Samsung Invests $4 Billion in Texas Semiconductor Plant

Samsung Electronics Co, the world’s largest maker of memory chips, said it will invest about $4 billion in its Texas factory to boost output of processors increasingly used in smartphones and tablet computers, Bloomberg reports.

The investment will help convert the production of memory chips to logic products, including processors that power mobile devices, at the Austin, TX plant, Samsung said in a statement today. The Suwon, South Korea-based company plans to complete the conversion and start mass production in the second half of 2013.

Samsung is shifting away from chips used to hold memory in personal computers and digital gadgets to more complicated, yet lucrative processors acting as the brains of devices. As the exclusive manufacturer of Apple Inc.-designed chips running the iPhone and iPad, Samsung has benefitted from the popularity of the U.S. rival’s devices and its own Galaxy phones that together control more than half the global smartphone market.

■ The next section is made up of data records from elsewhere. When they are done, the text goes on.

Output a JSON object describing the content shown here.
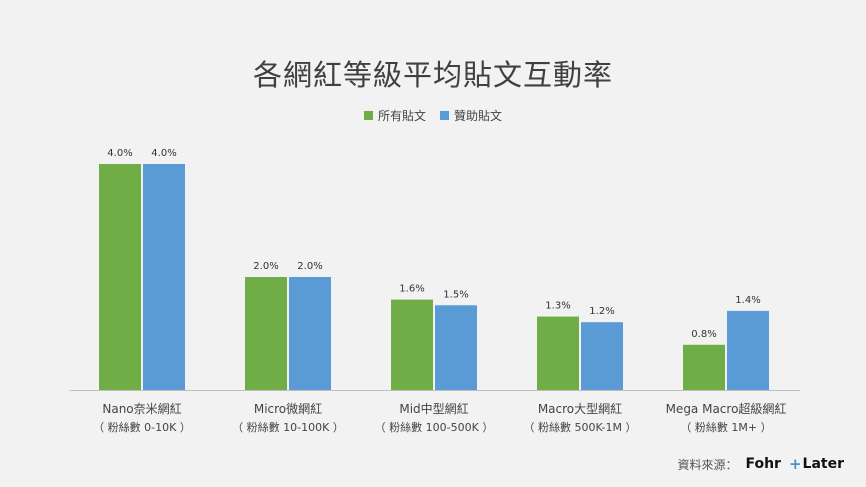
{
  "chart_data": {
    "type": "bar",
    "title": "各網紅等級平均貼文互動率",
    "categories": [
      {
        "name": "Nano奈米網紅",
        "sub": "（ 粉絲數 0-10K ）"
      },
      {
        "name": "Micro微網紅",
        "sub": "（ 粉絲數 10-100K ）"
      },
      {
        "name": "Mid中型網紅",
        "sub": "（ 粉絲數 100-500K ）"
      },
      {
        "name": "Macro大型網紅",
        "sub": "（ 粉絲數 500K-1M ）"
      },
      {
        "name": "Mega Macro超級網紅",
        "sub": "（ 粉絲數 1M+ ）"
      }
    ],
    "series": [
      {
        "name": "所有貼文",
        "color": "#70ad47",
        "values": [
          4.0,
          2.0,
          1.6,
          1.3,
          0.8
        ],
        "labels": [
          "4.0%",
          "2.0%",
          "1.6%",
          "1.3%",
          "0.8%"
        ]
      },
      {
        "name": "贊助貼文",
        "color": "#5b9bd5",
        "values": [
          4.0,
          2.0,
          1.5,
          1.2,
          1.4
        ],
        "labels": [
          "4.0%",
          "2.0%",
          "1.5%",
          "1.2%",
          "1.4%"
        ]
      }
    ],
    "ylim": [
      0,
      4.0
    ],
    "grid": false,
    "legend": "top-center",
    "xlabel": "",
    "ylabel": ""
  },
  "source": {
    "label": "資料來源：",
    "logo1": "Fohr",
    "logo2": "Later"
  }
}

“It’s the right move to concentrate on the non-memory business because it’s much more profitable,” Choi Do Yeon, a Seoul-based analyst at LIG Investment & Securities Co., told Bloomberg. “The market for mobile application-processors is getting big, and Samsung is having a hard time keeping up with demand. They need extra capacity.”

Samsung, which plans to spend $13 billion on its global semiconductor business this year, had added another production line dedicated to logic chips at the Austin plant and began full operations in October.

With the new investment, the largest in size to be made by a foreign company in Texas, Samsung’s spending on the factory since 1996 will exceed $13 billion, according to the statement. About 2,500 construction workers and equipment vendors will be hired for the project, it said.

In April, Samsung announced it will spend $7 billion building a semiconductor factory in China to satisfy growing demand for mobile devices. The initial investment in that project was $2.3 billion.